Brazilian abolitionist association

Ave Libertas Society (English: Hail to Freedom) was an abolitionist association based in Recife, founded and composed exclusively of women activists residing in the capital of Pernambuco. It was established on April 20, 1884, and officially inaugurated and registered on September 8.

== Creation ==
After March 25, 1884, the date marking the liberation of enslaved people in the province of Ceará, the number of abolitionist societies increased across the country. The association gained prominence by highlighting the positive outcomes of the abolition of slavery in Ceará, which became the first province in Brazil to abolish slavery fully.

The societies that emerged after Ceará's liberation sought to replicate some of the strategies adopted there in other provinces. Celso Castilho documented the growth of abolitionist associations in the province of Pernambuco, identifying that seven societies were established in 1884, including the Ave Libertas women's society.

For the association, the significance of Ceará's abolition was such that it was initially named "March 25." However, as another group already bore that name, the society chose the name "Ave Libertas" instead.

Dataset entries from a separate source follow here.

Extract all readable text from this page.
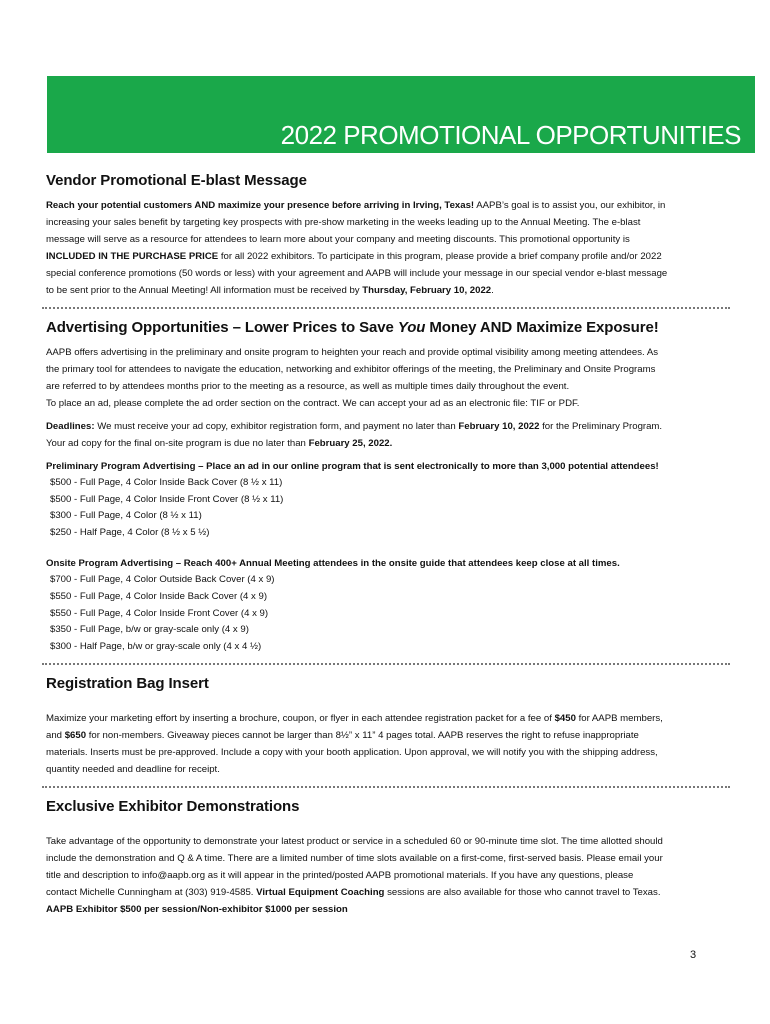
2022 PROMOTIONAL OPPORTUNITIES
Vendor Promotional E-blast Message

Reach your potential customers AND maximize your presence before arriving in Irving, Texas! AAPB’s goal is to assist you, our exhibitor, in
increasing your sales benefit by targeting key prospects with pre-show marketing in the weeks leading up to the Annual Meeting. The e-blast
message will serve as a resource for attendees to learn more about your company and meeting discounts. This promotional opportunity is
INCLUDED IN THE PURCHASE PRICE for all 2022 exhibitors. To participate in this program, please provide a brief company profile and/or 2022
special conference promotions (50 words or less) with your agreement and AAPB will include your message in our special vendor e-blast message
to be sent prior to the Annual Meeting! All information must be received by Thursday, February 10, 2022.

Advertising Opportunities – Lower Prices to Save You Money AND Maximize Exposure!

AAPB offers advertising in the preliminary and onsite program to heighten your reach and provide optimal visibility among meeting attendees. As
the primary tool for attendees to navigate the education, networking and exhibitor offerings of the meeting, the Preliminary and Onsite Programs
are referred to by attendees months prior to the meeting as a resource, as well as multiple times daily throughout the event.
To place an ad, please complete the ad order section on the contract. We can accept your ad as an electronic file: TIF or PDF.

Deadlines: We must receive your ad copy, exhibitor registration form, and payment no later than February 10, 2022 for the Preliminary Program.
Your ad copy for the final on-site program is due no later than February 25, 2022.

Preliminary Program Advertising – Place an ad in our online program that is sent electronically to more than 3,000 potential attendees!

$500 - Full Page, 4 Color Inside Back Cover (8 ½ x 11)
$500 - Full Page, 4 Color Inside Front Cover (8 ½ x 11)
$300 - Full Page, 4 Color (8 ½ x 11)
$250 - Half Page, 4 Color (8 ½ x 5 ½)

Onsite Program Advertising – Reach 400+ Annual Meeting attendees in the onsite guide that attendees keep close at all times.

$700 - Full Page, 4 Color Outside Back Cover (4 x 9)
$550 - Full Page, 4 Color Inside Back Cover (4 x 9)
$550 - Full Page, 4 Color Inside Front Cover (4 x 9)
$350 - Full Page, b/w or gray-scale only (4 x 9)
$300 - Half Page, b/w or gray-scale only (4 x 4 ½)
Registration Bag Insert

Maximize your marketing effort by inserting a brochure, coupon, or flyer in each attendee registration packet for a fee of $450 for AAPB members,
and $650 for non-members. Giveaway pieces cannot be larger than 8½” x 11” 4 pages total. AAPB reserves the right to refuse inappropriate
materials. Inserts must be pre-approved. Include a copy with your booth application. Upon approval, we will notify you with the shipping address,
quantity needed and deadline for receipt.

Exclusive Exhibitor Demonstrations

Take advantage of the opportunity to demonstrate your latest product or service in a scheduled 60 or 90-minute time slot. The time allotted should
include the demonstration and Q & A time. There are a limited number of time slots available on a first-come, first-served basis. Please email your
title and description to info@aapb.org as it will appear in the printed/posted AAPB promotional materials. If you have any questions, please
contact Michelle Cunningham at (303) 919-4585. Virtual Equipment Coaching sessions are also available for those who cannot travel to Texas.

AAPB Exhibitor $500 per session/Non-exhibitor $1000 per session

3
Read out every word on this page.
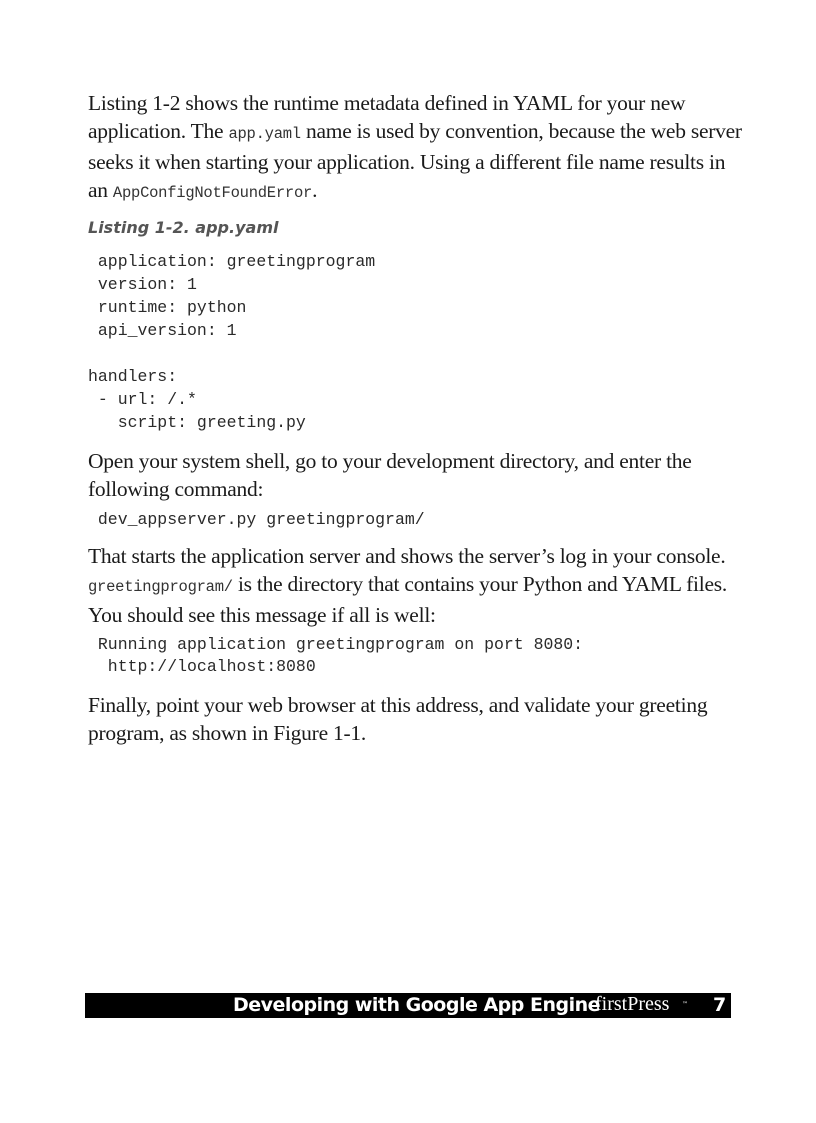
Listing 1-2 shows the runtime metadata defined in YAML for your new application. The app.yaml name is used by convention, because the web server seeks it when starting your application. Using a different file name results in an AppConfigNotFoundError.

Listing 1-2. app.yaml
application: greetingprogram
version: 1
runtime: python
api_version: 1
handlers:
- url: /.*
script: greeting.py

Open your system shell, go to your development directory, and enter the following command:

dev_appserver.py greetingprogram/

That starts the application server and shows the server’s log in your console. greetingprogram/ is the directory that contains your Python and YAML files. You should see this message if all is well:

Running application greetingprogram on port 8080:
http://localhost:8080

Finally, point your web browser at this address, and validate your greeting program, as shown in Figure 1-1.

Developing with Google App Engine
firstPress ™ 7
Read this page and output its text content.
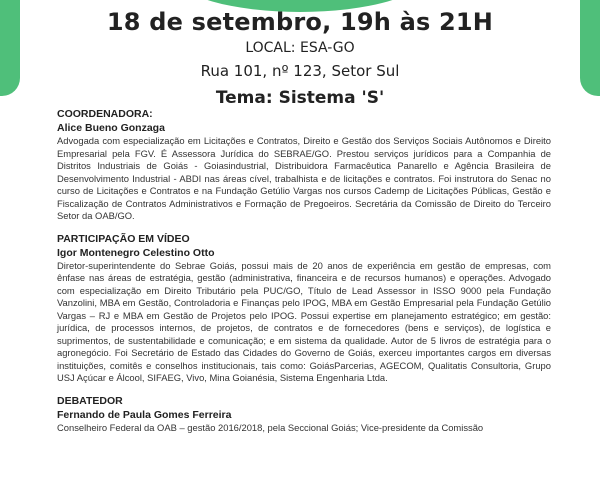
18 de setembro, 19h às 21H
LOCAL: ESA-GO
Rua 101, nº 123, Setor Sul
Tema: Sistema 'S'
COORDENADORA:
Alice Bueno Gonzaga

Advogada com especialização em Licitações e Contratos, Direito e Gestão dos Serviços Sociais Autônomos e Direito Empresarial pela FGV. É Assessora Jurídica do SEBRAE/GO. Prestou serviços jurídicos para a Companhia de Distritos Industriais de Goiás - Goiasindustrial, Distribuidora Farmacêutica Panarello e Agência Brasileira de Desenvolvimento Industrial - ABDI nas áreas cível, trabalhista e de licitações e contratos. Foi instrutora do Senac no curso de Licitações e Contratos e na Fundação Getúlio Vargas nos cursos Cademp de Licitações Públicas, Gestão e Fiscalização de Contratos Administrativos e Formação de Pregoeiros. Secretária da Comissão de Direito do Terceiro Setor da OAB/GO.

PARTICIPAÇÃO EM VÍDEO
Igor Montenegro Celestino Otto

Diretor-superintendente do Sebrae Goiás, possui mais de 20 anos de experiência em gestão de empresas, com ênfase nas áreas de estratégia, gestão (administrativa, financeira e de recursos humanos) e operações. Advogado com especialização em Direito Tributário pela PUC/GO, Título de Lead Assessor in ISSO 9000 pela Fundação Vanzolini, MBA em Gestão, Controladoria e Finanças pelo IPOG, MBA em Gestão Empresarial pela Fundação Getúlio Vargas – RJ e MBA em Gestão de Projetos pelo IPOG. Possui expertise em planejamento estratégico; em gestão: jurídica, de processos internos, de projetos, de contratos e de fornecedores (bens e serviços), de logística e suprimentos, de sustentabilidade e comunicação; e em sistema da qualidade. Autor de 5 livros de estratégia para o agronegócio. Foi Secretário de Estado das Cidades do Governo de Goiás, exerceu importantes cargos em diversas instituições, comitês e conselhos institucionais, tais como: GoiásParcerias, AGECOM, Qualitatis Consultoria, Grupo USJ Açúcar e Álcool, SIFAEG, Vivo, Mina Goianésia, Sistema Engenharia Ltda.

DEBATEDOR
Fernando de Paula Gomes Ferreira

Conselheiro Federal da OAB – gestão 2016/2018, pela Seccional Goiás; Vice-presidente da Comissão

The association was founded on April 20, 1884, by Leonor Porto, a fashion designer and seamstress at the time, and a former member of the Cupim Club.

== History of the Association ==
From the Nova Emancipadora Society, which included both men and women, some members came together to form a women's society. In addition to advocating for the abolitionist cause, these women sought greater autonomy in decision-making, as abolitionism, like other political movements, was traditionally dominated by men.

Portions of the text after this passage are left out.